Doctors can only watch as hapless patients die

What you need to know:

  • Citizens do not know what is good healthcare; death is treated as amri ya Mungu (an order by God).

  • The middle class is too comfortable with company-provided medical insurance to know the truth.
  • God forbid, if you get an accident as you drive home one day and your unconscious body is dropped off in the next district hospital by well-wishers.

  • God forbid if you ever need three minutes of specialised care to save your children from being orphans.

  • Your card will not help you.

I am a doctor working in Tana River. There are 12 of us three pharmacists, eight medical officers and one dentist to serve a whole county with 57 health facilities, including two 24-hour Level 4 hospitals.

I am among the oldest, 29 years. Very few doctors are willing to work here due to the disadvantage of low development and general harsh conditions. The few who are here are restless. It will not be long before they find better options. There has never been a surgeon, paediatrician, gynaecologist, clinical pharmacist or any form of specialised doctor in Tana River. Never. There is no hope for any. Those released from the county for specialisation choose to pay off the bonding months so that they practice in Nairobi or abroad.

The county can not handle any type of surgery other than simple tissue and straightforward caesarean sections. Any other complication requiring any sort of specialised care is swiftly referred to Malindi, Kilifi or the Coast General hospitals, which are three, five and eight hours away respectively. Even here, there is hardly any specialist. Patients are referred as a show of concern, but deep inside, doctors know that almost nothing will be done, even after the gruesome trip in the poorly ventilated pick-ups turned into ambulances.

NOT ABLE

For the five years I have worked here, I have "superintended" more deaths than those that have happened during the strike. Whether on duty or not, doctors are not able to save lives as they should.

A few days ago, I again "superintended" an 11-year-old girl panting her way to death. She lay face up, dry mouth open, chest moving strenuously. Her mother, sitting on her bedside, was softly crying, holding her daughter’s hand from 7am to 1pm. This child needed renal dialysis among other services. She had lost kidney function due to volume depletion caused by massive diarrhoea. She arrived at our health facility on a boda-boda, too late and too dehydrated, her home being five hours away from a doctor. Not even extensive dehydration could save her. Her father, in a white Kanzu, was by his daughter’s deathbed, fumbling with prayer beads, his eyes full of terror. He comforted his wife, saying that ‘ni amri ya Mungu’ (it is God’s will). The girl’s teenage brother was outside the ward, crying, making frantic calls to people who seemed as helpless.

GENERAL SURGEONS

There are no more than two general surgeons serving Tana River, Kilifi, Lamu, Mombasa, Kwale and Taveta counties. This means that citizens living in these counties are killed by simple boda-boda head injuries and normal physiological processes like pregnancy.

Death is painful to anyone, even the poor. It is worse when you know that as a country, we can afford to prevent these deaths. It is heart-wrenching when it happens under your watch, daily, for years on. Doctors can not take this anymore.

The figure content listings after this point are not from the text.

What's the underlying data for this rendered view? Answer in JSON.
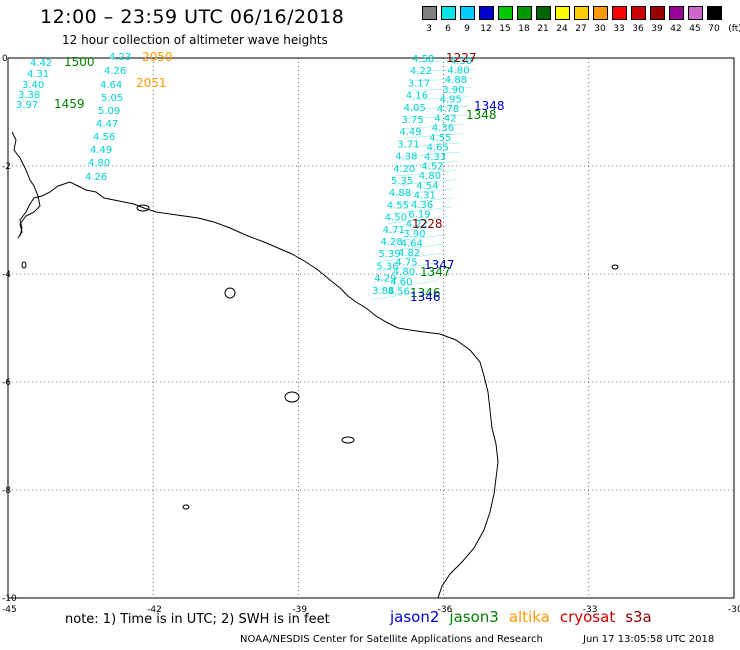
{
  "header": {
    "title": "12:00 – 23:59 UTC 06/16/2018",
    "subtitle": "12 hour collection of altimeter wave heights"
  },
  "legend": {
    "unit": "(ft)",
    "bins": [
      {
        "label": "3",
        "color": "#808080"
      },
      {
        "label": "6",
        "color": "#00e5e5"
      },
      {
        "label": "9",
        "color": "#00ccff"
      },
      {
        "label": "12",
        "color": "#0000cc"
      },
      {
        "label": "15",
        "color": "#00c800"
      },
      {
        "label": "18",
        "color": "#009900"
      },
      {
        "label": "21",
        "color": "#006400"
      },
      {
        "label": "24",
        "color": "#ffff00"
      },
      {
        "label": "27",
        "color": "#ffcc00"
      },
      {
        "label": "30",
        "color": "#ff9900"
      },
      {
        "label": "33",
        "color": "#ff0000"
      },
      {
        "label": "36",
        "color": "#cc0000"
      },
      {
        "label": "39",
        "color": "#990000"
      },
      {
        "label": "42",
        "color": "#990099"
      },
      {
        "label": "45",
        "color": "#cc66cc"
      },
      {
        "label": "70",
        "color": "#000000"
      }
    ]
  },
  "axes": {
    "lon_ticks": [
      "-45",
      "-42",
      "-39",
      "-36",
      "-33",
      "-30"
    ],
    "lat_ticks": [
      "0",
      "-2",
      "-4",
      "-6",
      "-8",
      "-10"
    ]
  },
  "colors": {
    "wave": "#00d2d2",
    "jason2": "#0000cc",
    "jason3": "#008000",
    "altika": "#ff9900",
    "cryosat": "#cc0000",
    "s3a": "#8b0000",
    "coast": "#000000"
  },
  "track_west": {
    "labels": [
      "4.23",
      "4.42",
      "4.31",
      "3.40",
      "3.38",
      "3.97",
      "4.26",
      "4.64",
      "5.05",
      "5.09",
      "4.47",
      "4.56",
      "4.49",
      "4.80",
      "4.26"
    ],
    "times": [
      {
        "text": "1500",
        "sat": "jason3"
      },
      {
        "text": "1459",
        "sat": "jason3"
      },
      {
        "text": "2050",
        "sat": "altika"
      },
      {
        "text": "2051",
        "sat": "altika"
      }
    ]
  },
  "track_east": {
    "labels_west": [
      "4.58",
      "4.22",
      "3.17",
      "4.16",
      "4.05",
      "3.75",
      "4.49",
      "3.71",
      "4.38",
      "4.20",
      "5.35",
      "4.88",
      "4.55",
      "4.50",
      "4.71",
      "4.28",
      "5.39",
      "5.36",
      "4.29",
      "3.88"
    ],
    "labels_east": [
      "4.30",
      "4.80",
      "4.88",
      "3.90",
      "4.95",
      "4.78",
      "4.42",
      "4.36",
      "4.55",
      "4.65",
      "4.33",
      "4.52",
      "4.80",
      "4.54",
      "4.31",
      "4.36",
      "6.19",
      "4.22",
      "3.90",
      "4.64",
      "4.82",
      "4.75",
      "4.80",
      "4.60",
      "4.56"
    ],
    "times": [
      {
        "text": "1227",
        "sat": "s3a"
      },
      {
        "text": "1348",
        "sat": "jason2"
      },
      {
        "text": "1348",
        "sat": "jason3"
      },
      {
        "text": "1228",
        "sat": "s3a"
      },
      {
        "text": "1347",
        "sat": "jason2"
      },
      {
        "text": "1347",
        "sat": "jason3"
      },
      {
        "text": "1346",
        "sat": "jason3"
      },
      {
        "text": "1346",
        "sat": "jason2"
      }
    ]
  },
  "footer": {
    "note": "note:  1) Time is in UTC;  2) SWH is in feet",
    "satellites": [
      {
        "name": "jason2",
        "sat": "jason2"
      },
      {
        "name": "jason3",
        "sat": "jason3"
      },
      {
        "name": "altika",
        "sat": "altika"
      },
      {
        "name": "cryosat",
        "sat": "cryosat"
      },
      {
        "name": "s3a",
        "sat": "s3a"
      }
    ],
    "credit": "NOAA/NESDIS Center for Satellite Applications and Research",
    "date": "Jun 17 13:05:58 UTC 2018"
  }
}
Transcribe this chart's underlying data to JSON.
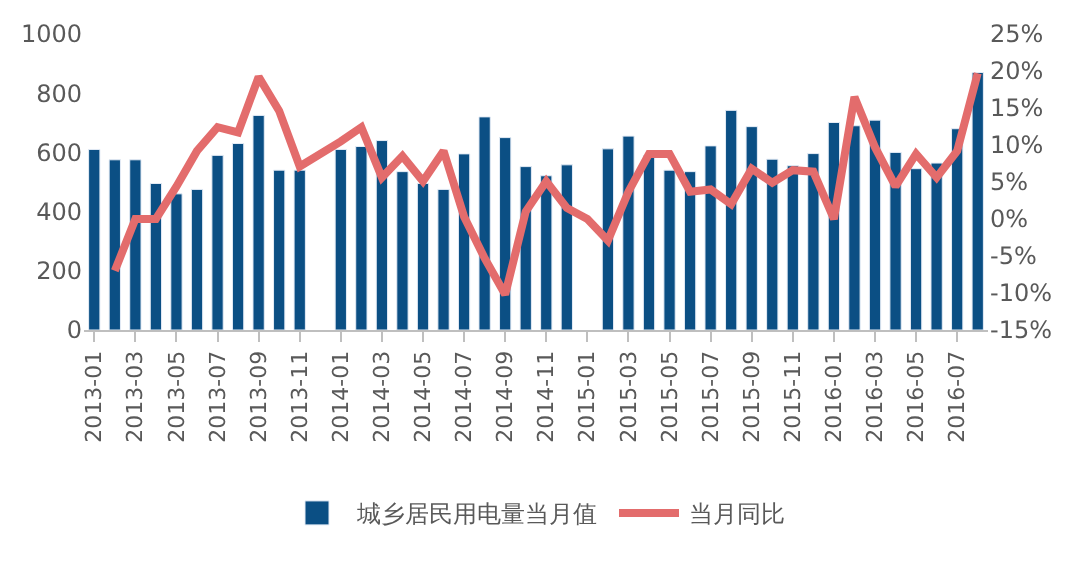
{
  "chart_data": {
    "type": "bar",
    "categories": [
      "2013-01",
      null,
      "2013-03",
      null,
      "2013-05",
      null,
      "2013-07",
      null,
      "2013-09",
      null,
      "2013-11",
      null,
      "2014-01",
      null,
      "2014-03",
      null,
      "2014-05",
      null,
      "2014-07",
      null,
      "2014-09",
      null,
      "2014-11",
      null,
      "2015-01",
      null,
      "2015-03",
      null,
      "2015-05",
      null,
      "2015-07",
      null,
      "2015-09",
      null,
      "2015-11",
      null,
      "2016-01",
      null,
      "2016-03",
      null,
      "2016-05",
      null,
      "2016-07",
      null
    ],
    "series": [
      {
        "name": "城乡居民用电量当月值",
        "color": "#0b4f84",
        "values": [
          610,
          575,
          575,
          495,
          460,
          475,
          590,
          630,
          725,
          540,
          540,
          null,
          610,
          620,
          640,
          535,
          495,
          475,
          595,
          720,
          650,
          552,
          521,
          558,
          null,
          612,
          655,
          590,
          540,
          535,
          622,
          742,
          687,
          577,
          555,
          596,
          701,
          690,
          709,
          600,
          545,
          564,
          680,
          870
        ]
      },
      {
        "name": "当月同比",
        "type": "line",
        "axis": "y2",
        "color": "#e36c6c",
        "values": [
          null,
          -7,
          0,
          0,
          4.4,
          9.2,
          12.4,
          11.7,
          19.2,
          14.6,
          7.1,
          null,
          10.5,
          12.4,
          5.6,
          8.5,
          5.1,
          9.2,
          0.3,
          -5.3,
          -10.2,
          1,
          5.1,
          1.5,
          0,
          -2.9,
          3.7,
          8.8,
          8.8,
          3.7,
          4,
          2,
          6.8,
          4.9,
          6.6,
          6.4,
          0,
          16.5,
          9.7,
          4.4,
          8.8,
          5.6,
          9.2,
          19.7
        ]
      }
    ],
    "ylim": [
      0,
      1000
    ],
    "yticks": [
      0,
      200,
      400,
      600,
      800,
      1000
    ],
    "y2lim": [
      -15,
      25
    ],
    "y2ticks": [
      {
        "value": -15,
        "label": "-15%"
      },
      {
        "value": -10,
        "label": "-10%"
      },
      {
        "value": -5,
        "label": "-5%"
      },
      {
        "value": 0,
        "label": "0%"
      },
      {
        "value": 5,
        "label": "5%"
      },
      {
        "value": 10,
        "label": "10%"
      },
      {
        "value": 15,
        "label": "15%"
      },
      {
        "value": 20,
        "label": "20%"
      },
      {
        "value": 25,
        "label": "25%"
      }
    ],
    "legend": "bottom",
    "marker": "none",
    "line_style": "solid"
  }
}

To make sure that life is protected, every county – however underdeveloped – needs doctors. A country deep into wastage can afford to attract and retain all specialties for every county. We can train the specialists we need. A country that can afford to make an impromptu, non-budgeted for Sh1 billion bail-out for miraa (khat) farmers can afford to make healthcare accessible to every citizen.

The government says that there are 97 referral hospitals in Kenya, with two in Tana River. As the young girl passed on recently, the dialysis machines that the President commissioned in the Hola Referral Hospital were still intact in their boxes. The rooms never been opened since the President left because there are no specialists to run the machines. The buildings meant to house the machines in the second referral hospital in Garsen are yet to be roofed.

FOREIGN COUNTRIES

As citizens die on a daily basis, government officials get treated in foreign countries. Why don’t we train, equip, employ and retain our own doctors? Why don’t we improve the healthcare of our country when we can afford to?

Our leaders go abroad for treatment, so whether local hospitals serve as deathbeds or not does not bother many of them. If doctors went to strike two hours a day as suggested by one opinion piece, Jesus would come before our leaders even notice.

Citizens do not know what is good healthcare; death is treated as amri ya Mungu (God's command). The middle class is too comfortable with company-provided medical insurance to know the truth.

God forbid, if you get an accident as you drive home one day and your unconscious body is dropped off in the next district hospital by well-wishers. God forbid if you ever need three minutes of specialised care to save your children from being orphans. Your card will not help you. This is what happens to Kenyans daily.

The doctors have managed to make the government sign a commitment to improved healthcare. This document is the collective bargaining agreement.

Mwende Nicholas is a doctor in Tana River.